Distribution paid to a non-attributable stakeholder on or after 1 July 2000
Distribution or dividends paid to a non-attributable stakeholder on or after 1 July 2000 may be assessed as a gift from the attributable stakeholder(s) (subject to their attribution percentage(s)) and income of the non-attributable stakeholder for 12 months from the date of resolution to distribute. However distributions paid to a non-attributable stakeholder will be disregarded if:
- the person:
- can show they were not in receipt of an income support payment and could not have reasonably known that they would require income support at the time the distribution or dividend was paid,
- can show that the payment is not a regular payment, and
- makes a written declaration of the above, or
- the non-attributable stakeholder has been assessed as a genuine investor and the distribution paid to the genuine investor is commensurate with their investment in the entity.

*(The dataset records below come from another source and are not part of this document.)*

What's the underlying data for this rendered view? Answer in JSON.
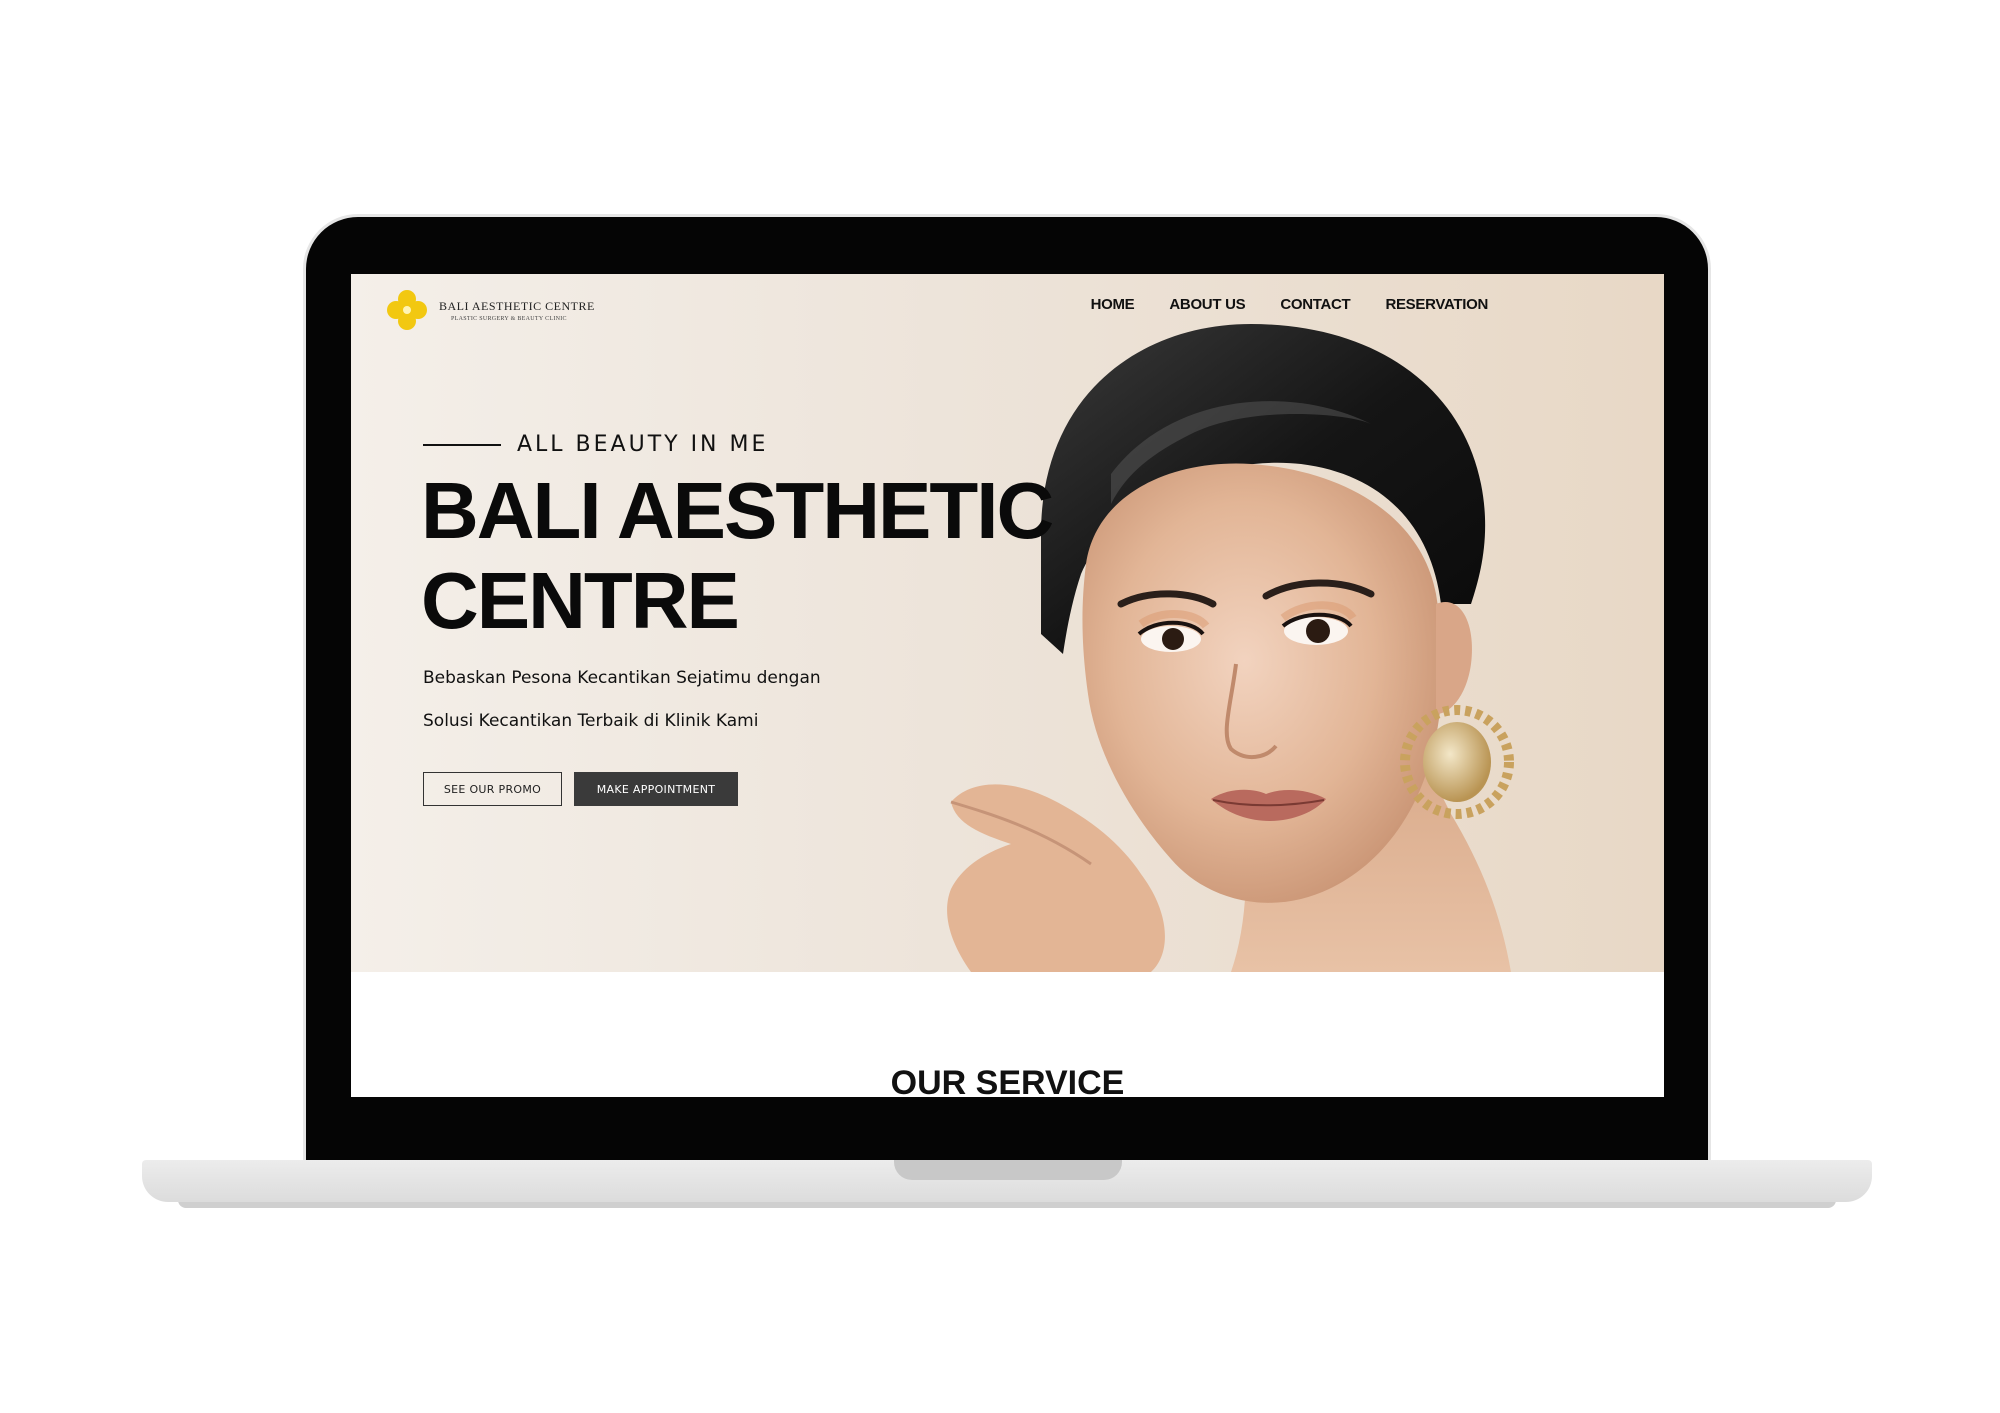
{
  "brand": {
    "name": "BALI AESTHETIC CENTRE",
    "subtitle": "PLASTIC SURGERY & BEAUTY CLINIC",
    "logo_icon": "flower-logo-icon",
    "logo_color": "#f2c811"
  },
  "nav": {
    "items": [
      {
        "label": "HOME"
      },
      {
        "label": "ABOUT US"
      },
      {
        "label": "CONTACT"
      },
      {
        "label": "RESERVATION"
      }
    ]
  },
  "hero": {
    "tagline": "ALL BEAUTY IN ME",
    "headline_line1": "BALI AESTHETIC",
    "headline_line2": "CENTRE",
    "sub_line1": "Bebaskan Pesona Kecantikan Sejatimu dengan",
    "sub_line2": "Solusi Kecantikan Terbaik di Klinik Kami",
    "promo_button": "SEE OUR PROMO",
    "appointment_button": "MAKE APPOINTMENT"
  },
  "services": {
    "title": "OUR SERVICE"
  },
  "colors": {
    "button_dark": "#3a3a3a",
    "hero_background": "#ede4da"
  }
}
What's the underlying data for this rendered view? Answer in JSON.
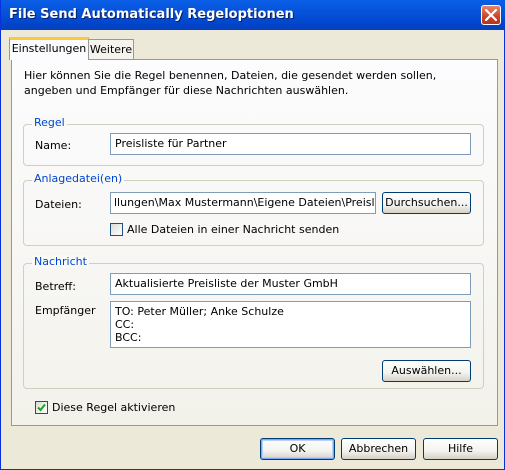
{
  "window": {
    "title": "File Send Automatically Regeloptionen"
  },
  "tabs": [
    {
      "label": "Einstellungen",
      "active": true
    },
    {
      "label": "Weitere",
      "active": false
    }
  ],
  "description": "Hier können Sie die Regel benennen, Dateien, die gesendet werden sollen, angeben und Empfänger für diese Nachrichten auswählen.",
  "regel": {
    "group_label": "Regel",
    "name_label": "Name:",
    "name_value": "Preisliste für Partner"
  },
  "anlage": {
    "group_label": "Anlagedatei(en)",
    "dateien_label": "Dateien:",
    "dateien_value": "llungen\\Max Mustermann\\Eigene Dateien\\Preisliste.xls",
    "browse_label": "Durchsuchen...",
    "all_files_label": "Alle Dateien in einer Nachricht senden",
    "all_files_checked": false
  },
  "nachricht": {
    "group_label": "Nachricht",
    "betreff_label": "Betreff:",
    "betreff_value": "Aktualisierte Preisliste der Muster GmbH",
    "empfaenger_label": "Empfänger",
    "to_line": "TO: Peter Müller; Anke Schulze",
    "cc_line": "CC:",
    "bcc_line": "BCC:",
    "select_label": "Auswählen..."
  },
  "activate": {
    "label": "Diese Regel aktivieren",
    "checked": true
  },
  "footer": {
    "ok_label": "OK",
    "cancel_label": "Abbrechen",
    "help_label": "Hilfe"
  }
}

The deprivation rules in relation to the attributable stakeholder still apply. If future distributions or dividends are made to the pensioner a reconciliation of the pensioner's entitlements may occur with the possibility of an overpayment being raised from the date the dividend or distribution was exempted.
Example of distribution by attributable pensioner to a non-attributable pensioner
John, who is in receipt of an income support payment, is the sole attributable stakeholder of a private family trust. After 1 July 2000, John distributes $6,000 each to his son and daughter (recorded on the trust's income tax return), who are also in receipt of income support payments. From 1 January 2002 John is subject to the deprivation provisions in respect of the $12,000 he has 'gifted' to his children. The distribution received by his son and daughter is treated as their income for 12 months from date of assessment.